Klobuchar’s bill, according to several progressive legal experts, would open the door to some enterprising red-state attorney general using the new law to sue one of the regulated platforms if their content moderation decisions discriminated against conservatives. As a fix, four of her Democrat Senate colleagues wrote a letter to Klobuchar proposing that she add language to the bill that would prevent it from being construed to impose liability for moderating content on the platform, such as removing “hate speech” and fighting “misinformation” online. If the bill is not modified, these four Senators claim that the legislation would “supercharge harmful content” online.

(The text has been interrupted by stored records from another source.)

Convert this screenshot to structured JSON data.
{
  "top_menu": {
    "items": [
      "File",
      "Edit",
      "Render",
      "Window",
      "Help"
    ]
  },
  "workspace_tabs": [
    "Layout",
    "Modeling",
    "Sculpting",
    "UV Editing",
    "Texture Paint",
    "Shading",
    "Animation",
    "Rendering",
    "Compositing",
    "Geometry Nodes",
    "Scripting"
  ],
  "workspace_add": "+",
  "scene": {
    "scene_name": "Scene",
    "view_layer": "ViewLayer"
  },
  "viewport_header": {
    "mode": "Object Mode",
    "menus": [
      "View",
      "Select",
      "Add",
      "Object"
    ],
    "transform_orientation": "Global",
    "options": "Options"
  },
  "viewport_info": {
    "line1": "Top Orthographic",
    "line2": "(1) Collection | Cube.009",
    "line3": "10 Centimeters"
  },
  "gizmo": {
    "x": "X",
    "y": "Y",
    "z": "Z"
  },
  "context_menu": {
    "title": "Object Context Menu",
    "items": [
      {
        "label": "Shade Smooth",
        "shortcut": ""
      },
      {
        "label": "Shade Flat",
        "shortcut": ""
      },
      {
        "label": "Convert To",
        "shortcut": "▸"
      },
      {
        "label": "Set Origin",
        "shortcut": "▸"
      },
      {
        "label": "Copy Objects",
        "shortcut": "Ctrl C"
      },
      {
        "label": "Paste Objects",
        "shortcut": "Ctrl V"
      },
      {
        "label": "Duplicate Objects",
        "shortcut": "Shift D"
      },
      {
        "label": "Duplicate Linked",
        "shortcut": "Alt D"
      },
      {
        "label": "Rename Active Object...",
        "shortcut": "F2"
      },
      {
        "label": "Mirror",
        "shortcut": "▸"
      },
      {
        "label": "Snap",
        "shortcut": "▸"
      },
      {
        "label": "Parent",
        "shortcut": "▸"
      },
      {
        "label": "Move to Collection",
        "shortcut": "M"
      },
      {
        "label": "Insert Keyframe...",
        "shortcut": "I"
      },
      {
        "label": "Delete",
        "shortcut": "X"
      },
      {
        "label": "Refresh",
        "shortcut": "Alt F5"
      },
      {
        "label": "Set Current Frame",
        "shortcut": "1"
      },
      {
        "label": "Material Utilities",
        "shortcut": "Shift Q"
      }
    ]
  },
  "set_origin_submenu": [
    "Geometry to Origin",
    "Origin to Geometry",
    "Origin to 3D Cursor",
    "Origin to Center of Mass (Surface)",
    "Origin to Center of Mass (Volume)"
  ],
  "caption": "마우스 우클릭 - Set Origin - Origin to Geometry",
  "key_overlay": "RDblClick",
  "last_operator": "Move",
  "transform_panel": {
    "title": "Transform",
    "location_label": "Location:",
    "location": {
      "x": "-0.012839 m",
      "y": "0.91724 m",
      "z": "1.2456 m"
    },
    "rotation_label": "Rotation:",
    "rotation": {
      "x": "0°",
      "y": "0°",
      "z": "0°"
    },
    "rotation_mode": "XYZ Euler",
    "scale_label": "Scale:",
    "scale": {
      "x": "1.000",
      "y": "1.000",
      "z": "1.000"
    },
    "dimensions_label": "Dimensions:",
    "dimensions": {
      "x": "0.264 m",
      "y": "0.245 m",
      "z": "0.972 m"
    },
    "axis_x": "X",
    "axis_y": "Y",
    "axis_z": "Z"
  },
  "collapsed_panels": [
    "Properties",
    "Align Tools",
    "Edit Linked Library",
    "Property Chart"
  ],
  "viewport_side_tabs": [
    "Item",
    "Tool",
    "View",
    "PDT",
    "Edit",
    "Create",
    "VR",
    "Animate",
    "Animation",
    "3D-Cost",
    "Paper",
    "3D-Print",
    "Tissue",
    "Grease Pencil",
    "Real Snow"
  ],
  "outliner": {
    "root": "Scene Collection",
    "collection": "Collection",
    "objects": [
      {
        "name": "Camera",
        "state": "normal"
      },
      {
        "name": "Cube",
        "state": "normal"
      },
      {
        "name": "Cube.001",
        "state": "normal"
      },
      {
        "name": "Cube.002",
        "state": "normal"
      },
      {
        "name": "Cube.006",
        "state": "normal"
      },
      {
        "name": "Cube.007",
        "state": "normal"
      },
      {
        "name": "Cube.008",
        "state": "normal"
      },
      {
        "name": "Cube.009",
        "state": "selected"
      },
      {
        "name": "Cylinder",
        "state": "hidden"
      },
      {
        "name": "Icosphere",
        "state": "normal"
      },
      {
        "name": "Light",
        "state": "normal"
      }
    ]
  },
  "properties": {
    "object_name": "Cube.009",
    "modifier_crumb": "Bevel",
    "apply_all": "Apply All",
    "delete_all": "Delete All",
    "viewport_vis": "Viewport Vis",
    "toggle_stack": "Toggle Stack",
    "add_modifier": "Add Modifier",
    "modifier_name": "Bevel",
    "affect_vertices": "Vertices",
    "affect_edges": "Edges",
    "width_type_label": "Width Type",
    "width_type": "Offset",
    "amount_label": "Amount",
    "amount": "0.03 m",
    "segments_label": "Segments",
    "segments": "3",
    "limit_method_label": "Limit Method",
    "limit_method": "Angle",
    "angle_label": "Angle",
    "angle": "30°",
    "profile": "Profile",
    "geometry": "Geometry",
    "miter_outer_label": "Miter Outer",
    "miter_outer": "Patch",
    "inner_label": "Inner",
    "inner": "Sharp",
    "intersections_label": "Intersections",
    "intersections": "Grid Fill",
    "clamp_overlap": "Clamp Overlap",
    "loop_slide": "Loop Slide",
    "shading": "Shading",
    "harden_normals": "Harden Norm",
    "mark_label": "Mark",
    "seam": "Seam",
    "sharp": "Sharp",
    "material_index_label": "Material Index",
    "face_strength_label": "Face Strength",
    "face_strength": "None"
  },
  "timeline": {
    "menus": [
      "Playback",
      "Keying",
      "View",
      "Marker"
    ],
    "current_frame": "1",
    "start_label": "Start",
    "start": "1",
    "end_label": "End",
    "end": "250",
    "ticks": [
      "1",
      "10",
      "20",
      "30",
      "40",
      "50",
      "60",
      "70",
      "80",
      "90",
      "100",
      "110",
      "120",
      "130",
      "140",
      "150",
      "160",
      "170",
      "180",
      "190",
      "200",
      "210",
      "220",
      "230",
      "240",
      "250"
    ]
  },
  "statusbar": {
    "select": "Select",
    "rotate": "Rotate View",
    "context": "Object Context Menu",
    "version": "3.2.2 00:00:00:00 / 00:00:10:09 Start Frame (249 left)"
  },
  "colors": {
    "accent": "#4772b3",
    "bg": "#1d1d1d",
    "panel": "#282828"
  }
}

Senator Klobuchar has claimed that these concerns are overblown and that her bill could not be used for such purposes. Rep. David Cicilline, the lead Democrat cosponsor of a similar House bill, was also dispatched to write a letter responding to the Democrat Senators in an attempt to refute their claims that the bill would facilitate challenges to discriminatory content moderation practices by the targeted tech companies. All of this begs the question, however, why Democrat sponsors of the legislation are so adamantly against adopting the suggested language.
Senator Klobuchar’s predicament is that addressing this concern will effectively tank her bill by causing her to lose whatever Republican support she claims to have for the legislation. Senator Chuck Grassley, the main Republican cosponsor of the bill, has already said as much, stating publicly that adopting such language would be a non-starter for Republicans. Adding a carveout that effectively codifies the Democrats’ derision of Republican complaints about conservative bias by the tech companies is clearly a bridge too far even for supporters of the bill like Senator Josh Hawley.
And so, with just three work weeks available before the August recess, Senator Klobuchar finds herself in a bind. In order to convince Senator Schumer that her bill has the votes to proceed to the Senate floor, she needs to maintain whatever Republican support she claims to have for the legislation. But doing so means losing the votes of Democratic Senators who harbor concerns that the bill will undermine efforts to moderate content in ways favored by progressives.
Congress’s allegedly bipartisan push for tech regulation has always relied on both sides ignoring the fact that Democrats adamantly dismiss Republican’s primary concern that Big Tech is biased against conservatives. It seems fitting that Senator Klobuchar’s legislative effort should fail once it was marched into an ideological Box Canyon with no escape.